东郭泰与钱兰、陆上飞大惊,连忙出了屋子查看,就见得外面到处亮着火把。

且,大宅外四周房舍的屋顶上趴满了人。

眼前这情形,任谁都知道已经被包围了。

此时宅院中的漕帮喽啰们已是大乱,拔了刀在手中,惊惧万状。

“帮主!怎么办!”

负责放火的水狐与水狗,脸色苍白,提在手中的火油桶“砰”的一声掉在地上,撒了一地的油。

东郭泰一脸铁青,看向陆上飞:

“二当家的,你不是派人盯着府衙么,怎么被官军摸过来了都不知道!”

陆上飞也已慌乱不堪:“属下确实派了人过去!我怎知道怎会这样!”

军师钱兰再无先前那运筹帷幄之态,一双幽森的眼中再无寒光,有的只有恐惧。

他手无缚鸡之力,不像东郭泰与陆上飞那般武艺高强,还能拼一拼。

他却连拼的资格都没有,想跑都跑不了。

钱兰喃喃自语:“到底哪里出了纰漏!咱们的计划,官军怎会知道!”

陆上飞道:“别想这些没用的了,咱们还是想想怎么跑吧!”

东郭泰手一拍腰间,那条二寸宽的铁腰带“唰”的一下弹开,变成一把长剑:

“事到如今,咱与他们拼了,杀出去!”

陆上风抹了把额头的汗:“怎么拼?这么多官军,四周屋顶上又有弓箭手,咱们往哪逃?!”

东郭泰哼道:“难道坐以待毙么!”

此时大宅对面的屋顶上站出两个年青人来,其中一个拿了个铁皮喇叭,先咳嗽一声:

“咳…喂喂…里面的人听好了,你们已被包围,不想死的扔了兵器,抱着头出来投降。”

东郭泰循声看去,顿时大怒,那拿着铁皮喇叭喊话的,正是杀他徒儿的杜姓鹰犬。

东郭泰双目通红,手一指杜青便要喝骂,却被钱兰急忙阻住:

“帮主,此时硬拼不得,待我先用言语试探几句,看看官军到底知道多少事,咱们再做打算!”

东郭泰低吼道:“如此多的官军来此,已然无法善了,何需再多言!

杀一个够本,杀两个有得赚!”

钱兰心中暗骂东郭泰就是一个老莽夫,只知道一言不合就开打。

钱兰死死抓着东郭泰的手,强稳了心神,抬头看向对面屋顶,叫道:

“尔等官军,我等犯了什么王法,要来围宅抓人!

我等皆是守法遵纪的百姓,尔等岂能如此!”

杜青哼了声:“尔等敢说自己是良善百姓?

到这时候了还想狡辩一番么!

尔等与张旺父子通倭,罪大恶极,速速投降!”

钱兰心下再惊,官军竟真知晓此事了。

但他仍不死心,喝叫道:

“你们说我们通倭就通倭?欲加之罪何患无辞,莫不是尔等抓不着倭人,想抓我等普通百姓冒功?!

尔等官军如此胡作非为,天理难容!”

杜青听得这倒反天罡之言不怒反笑:

“尔等漕帮贼人,不用耍嘴皮子,你们帮中的豆撅子认识不,他已全招了!

尔等不仅与张旺通倭,还意欲凿我水军战船,欲在城中放火劫囚,呵,哪一条都是死罪,还敢狡辩!”

东郭泰与钱兰听得豆撅子的名字,又听得全盘计策被杜青戳破,震惊的无以复加,同时侧头看向陆上飞。
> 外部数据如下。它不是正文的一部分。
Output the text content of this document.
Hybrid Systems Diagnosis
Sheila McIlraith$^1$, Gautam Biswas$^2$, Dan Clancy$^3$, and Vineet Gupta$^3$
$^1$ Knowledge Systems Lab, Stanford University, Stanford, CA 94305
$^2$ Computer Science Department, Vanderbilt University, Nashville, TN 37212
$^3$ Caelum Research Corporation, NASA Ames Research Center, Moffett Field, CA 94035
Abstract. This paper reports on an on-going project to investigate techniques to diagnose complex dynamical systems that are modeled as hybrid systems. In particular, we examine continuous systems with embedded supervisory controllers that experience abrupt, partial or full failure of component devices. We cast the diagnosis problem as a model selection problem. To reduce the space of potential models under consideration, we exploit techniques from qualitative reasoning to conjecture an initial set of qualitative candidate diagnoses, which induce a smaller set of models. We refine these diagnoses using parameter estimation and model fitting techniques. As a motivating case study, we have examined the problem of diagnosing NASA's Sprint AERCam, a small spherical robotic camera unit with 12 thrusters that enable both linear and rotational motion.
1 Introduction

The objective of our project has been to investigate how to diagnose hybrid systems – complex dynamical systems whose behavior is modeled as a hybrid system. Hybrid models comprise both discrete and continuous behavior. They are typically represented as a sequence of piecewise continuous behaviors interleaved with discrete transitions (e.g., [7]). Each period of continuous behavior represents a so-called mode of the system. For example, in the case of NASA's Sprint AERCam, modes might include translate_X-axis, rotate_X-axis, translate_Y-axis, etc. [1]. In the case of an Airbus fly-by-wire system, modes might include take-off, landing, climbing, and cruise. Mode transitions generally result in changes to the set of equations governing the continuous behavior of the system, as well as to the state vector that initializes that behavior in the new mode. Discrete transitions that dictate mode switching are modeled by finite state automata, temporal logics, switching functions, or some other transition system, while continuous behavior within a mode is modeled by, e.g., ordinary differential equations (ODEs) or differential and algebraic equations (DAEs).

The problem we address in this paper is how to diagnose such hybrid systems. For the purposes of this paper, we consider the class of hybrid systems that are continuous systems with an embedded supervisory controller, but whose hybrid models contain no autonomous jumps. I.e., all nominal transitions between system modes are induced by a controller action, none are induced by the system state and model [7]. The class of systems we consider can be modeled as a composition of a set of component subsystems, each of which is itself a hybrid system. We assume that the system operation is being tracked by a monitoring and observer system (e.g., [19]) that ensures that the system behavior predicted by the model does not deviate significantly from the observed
他们全明白了,问题居然出在陆上飞的手下心腹之上,坏了大事。

东郭泰胸膛剧烈起伏,阴冷的瞪着陆上飞:

“二当家的,你不是说豆撅子回来了吗!怎会落在官军手上了!”

陆上飞比东郭泰更难以置信,他也万万没料到,豆撅子没有回到总舵,反而落了法网。

他此时哪敢说实话:

“兴许…兴许他刚才在城中锯暗渠中的铁条时,被官军发现了!

早知这狗东西骨头这么软,属下就该一刀捅死他!”

东郭泰再粗莽,也能判断出来陆上飞说的是谎话。

他虽不知豆撅子到底是怎么被捉的,但绝对不是刚被捉的。

否则官军不会布置得这么周全,来得这么隐秘,潜在城中的帮众也不可能不知情。

钱兰深深的剜了一眼陆上风,他倒是能猜到,那豆撅子昨日出城时,定然找借口与另两人分开了,这才被官军捉了去。

钱兰眼里的光一黯,有种心如死灰之感,此时他倒也不揭破陆上飞,因为没有了意义。

再者若现在说破,东郭泰暴怒之下,定会先杀陆上飞。

大伙已都在重围之中,若己方再起内讧先失一个高手,那真就一点希望都没有了。

东郭泰老牙咬得咯咯作响,那双阴晦的眼睛欲喷出火来:

“二当家的,今日过后,你必要给本帮主一个交待!否则!哼!”

陆上飞只觉东郭泰的杀意沸腾,不免心生寒意:

“属下出了纰漏,等脱了大难,自会给帮主一个交待!”

他嘴上这般说,心里却是已计较好了,今日之后漕帮就算完蛋了,就算不全完,在江南也已无立足之地了。

自己若能跑脱,有多远就跑多远,大伙各安天命,还交待个屁。

东郭泰也知此时不是与陆上飞算账的时候,握紧了手中的剑,朝手下帮众喝道:

“既然官军都知道了,今日唯有一拼了!”

那叫野狼的小头目突然颤声道:“帮主,要不投降吧!

张旺父子才是通倭主谋,咱们顶多算从犯…”

东郭泰大怒,反手一剑将野狼刺死当场,骂道:

“贪生怕死的东西,不配为我漕帮中人!”

钱兰跟着大声蛊惑:“兄弟们,投降也是个死,官军凶残,是不会有任何仁慈之心的!

反正横竖都要死,咱们拼一拼,能跑一个是一个,总比全死了强!

若有兄弟活着逃脱,可回总舵或分舵自取了钱财跑路,待得日后再听大当家号令!”

东郭泰点点头:“兄弟们,军师说的话,便是本帮主说的!”

一众帮众听得这话,杂乱的叫喊:“我等愿与帮主共进退!”

他们不是嘴上喊喊,是真存了一拼之心。

漕帮中人大多数都是凶悍之辈,必竟都是干刀口舔血的买卖的,只要有一丝生机就要搏一把。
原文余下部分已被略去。